Thursday, October 28, 2010

Mustache Philosophy

"If you ever start taking things too seriously, just remember that we are talking monkeys on an organic spaceship flying through the universe."  - Joe Rogan

Wednesday, October 27, 2010


LUSH is officially the most ingenious cosmetic company on earth. A brandy scented massage bar with a mustache on it, brilliant!

Tuesday, October 26, 2010

Billy Dee Williams

In the late 70's and early 80's things were going perfect for Billy, he had a glorious mustache, he was making Star-Wars films, selling malt liquor, and banging strippers daily (despite being married), that is until he started to hang-out with the wrong crowd, you know, those bare lipped types. Before he knew it Billy and his bare lip were divorced and in prison for giving Colt 45 to under age girls, where he now gets raw dogged in the shower every morning because "he's that bitch from Star-Wars."

Monday, October 25, 2010

Mustache Keychain

Thank you Jeff, you are a true gentleman, and I will protect this key chain with my life.

Family Portrait

I know it's a long shot, but I am already lobbying for this picture to be on our Christmas cards this year. I'm just worried that the shirt I am wearing will give my wife veto power.

Thursday, October 21, 2010

Walter Brimley Sets Guinness World Record

Most of you probably thought Walter Brimley was dead, but you are wrong. Walter came out of his Salt Lake City nursing home today to set the new world record for most diabetic Mormon mustache rides in a 24 hour period with 3, smashing the old record of 1.

Wednesday, October 20, 2010

Mustache Memories

The wife and I were cleaning out the spare bedroom closet last night to make room for the new baby coming in December, when I came across this picture stuffed in the bottom of a shoe box. This is from a fishing trip in Canada from 2005. I was on the banks of Lac Seul at The Golden Fawn Lodge hauling in a walleye with every cast, when jealousy got the better of this hungry bear, and he charged me, luckily I always keep a couple of ninja stars in my back pocket, and was able to throw one in the bears jugular vein before he could get his paws on my walleye, and that night my mustache and I enjoyed bear steak and fried walleye.

Mustache Lifestyle

Monday, October 18, 2010

Mustache On The Run

Arizona Mustache Gets Political

Arizona democratic incumbent Raul Grijalva was feeling the pinch of the current political trend of rich white people wanting smaller government and was lagging behind in polls, until his advisors revamped his campaign putting his mustache front and center. After his official campaign page was restructured with this photo, he began surging in the polls.

Quick to recognize the power of a mustache the Arizona Republican Party began sending out these mailers as soon as possible, but with a much different looking mustache, and is sure to feel the backlash from the mustache community.

Thursday, October 14, 2010

Mustache Bags World Record Elk

Denny Austad of Ammon, Idaho killed this monster elk last January with his bare hands. The story goes that Denny was camping in the Utah mountains with his grandchildren, when out of nowhere the elk charged their camp and tried to dry hump his 11 year old grandson. That's when Denny went into action hitting the enormous elk with a 5 punch combo before securing a rear naked choke, suffocating the animal to death, and pulling off an amazing feat that no bare lipped pussy could.

Tuesday, October 12, 2010

Gunnar Paasche

Gunnar has battled a lifetime of mustache discrimination, constantly fighting mustache enhancing drug allegations. Gunnar contends that his follicles are all natural, and he simpled started giving large women mustache rides at a young age to put food on the table, because his father abandoned the family. No matter what the truth is, one thing cannot be denied, that this is one incredible mustache, that is so charismatic it even makes a ridiculous flat top, and disgusting leather skin look good.

Monday, October 11, 2010

99.99% of the time a mustache helps you get laid, but this example goes against everything awesome and masculine that a lip sweater represents. Hopefully the mustache gods will extract some karmic revenge on this guy.

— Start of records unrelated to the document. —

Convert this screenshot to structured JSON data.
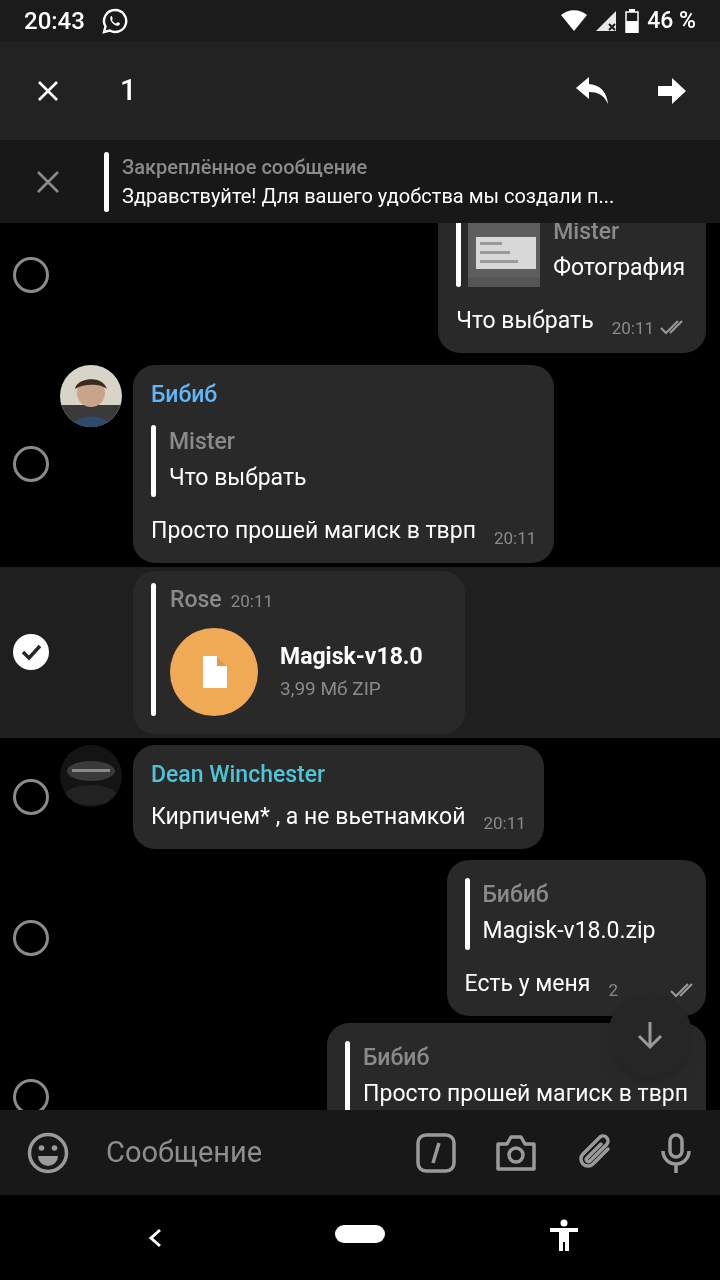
{
  "status_bar": {
    "time": "20:43",
    "battery": "46 %"
  },
  "action_bar": {
    "selected_count": "1"
  },
  "pinned": {
    "title": "Закреплённое сообщение",
    "text": "Здравствуйте! Для вашего удобства мы создали п..."
  },
  "messages": [
    {
      "kind": "text",
      "outgoing": true,
      "selected": false,
      "reply": {
        "name": "Mister",
        "text": "Фотография"
      },
      "text": "Что выбрать",
      "time": "20:11",
      "read": true
    },
    {
      "kind": "text",
      "outgoing": false,
      "selected": false,
      "avatar": true,
      "sender": "Бибиб",
      "color": "#64b5f6",
      "reply": {
        "kind": "text",
        "name": "Mister",
        "text": "Что выбрать"
      },
      "text": "Просто прошей магиск в тврп",
      "time": "20:11"
    },
    {
      "kind": "file",
      "outgoing": false,
      "selected": true,
      "avatar": false,
      "sender": "Rose",
      "time": "20:11",
      "file": {
        "name": "Magisk-v18.0",
        "size": "3,99 Мб ZIP"
      }
    },
    {
      "kind": "text",
      "outgoing": false,
      "selected": false,
      "avatar": true,
      "sender": "Dean Winchester",
      "color": "#4fc3d7",
      "text": "Кирпичем* , а не вьетнамкой",
      "time": "20:11"
    },
    {
      "kind": "text",
      "outgoing": true,
      "selected": false,
      "reply": {
        "kind": "text",
        "name": "Бибиб",
        "text": "Magisk-v18.0.zip"
      },
      "text": "Есть у меня",
      "time": "2",
      "read": true
    },
    {
      "kind": "text",
      "outgoing": true,
      "selected": false,
      "reply": {
        "kind": "text",
        "name": "Бибиб",
        "text": "Просто прошей магиск в тврп"
      }
    }
  ],
  "composer": {
    "placeholder": "Сообщение"
  }
}
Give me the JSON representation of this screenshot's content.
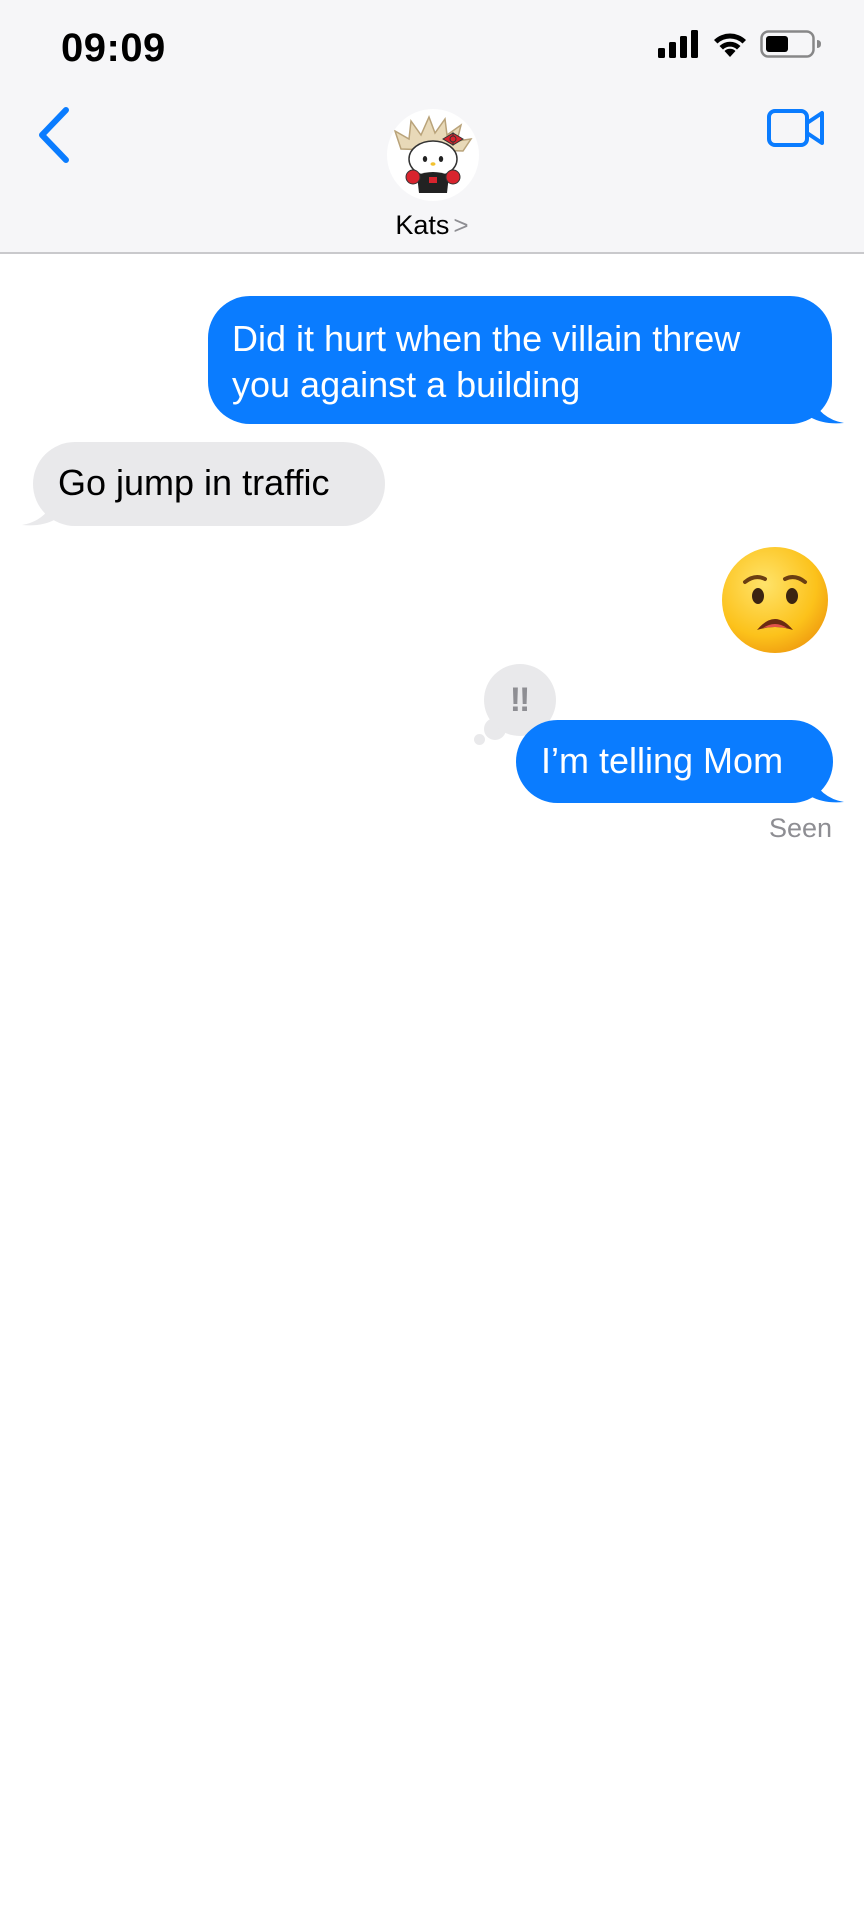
{
  "status_bar": {
    "time": "09:09",
    "icons": [
      "cellular-signal-icon",
      "wifi-icon",
      "battery-icon"
    ]
  },
  "header": {
    "back_icon": "chevron-left-icon",
    "video_icon": "video-camera-icon",
    "contact_name": "Kats",
    "contact_chevron": ">"
  },
  "messages": [
    {
      "direction": "sent",
      "text": "Did it hurt when the villain threw you against a building"
    },
    {
      "direction": "received",
      "text": "Go jump in traffic"
    },
    {
      "direction": "sent",
      "emoji": "anguished-face-emoji"
    },
    {
      "direction": "sent",
      "text": "I’m telling Mom",
      "tapback": "‼"
    }
  ],
  "read_receipt": "Seen",
  "colors": {
    "accent": "#0a7cff",
    "received_bubble": "#e9e9eb",
    "secondary_text": "#8e8e93"
  }
}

Wednesday, October 6, 2010

Mother Nature Loves A Mustache

As outdoors men have long known, it is a good idea to let your upper lip whiskers grow for a few days before heading out into the woods for any period of time. A mustache helps prevent forest fires, thwarts bear attacks, and guarantees you will never get lost out in nature.

John Jacob Schmidt

This mustache paid for it's Princeton education by wrestling alligators at night, until he was drafted after Pearl Harbor. After the Normandy Invasion, he met a French model, and once the war ended they moved to Barbados together and opened up a snorkeling outfitter.

Monday, October 4, 2010

Vulva Smashing Literary Mustache

John Steinbeck grew up in a California frontier town. Where his mustache spent the summers working local ranches, and his summer nights fucking farmer's daughters, before he caught a 20 gauge slug to his left kidney from an unhappy father, and was bed ridden for an entire summer. For therapeutic reasons he put pen to paper, and the rest is history.

Did you know?

Did you know that before he grew the obligatory revolutionary beard, a young Fidel Castro used to impress the ladies with a dapper mustache?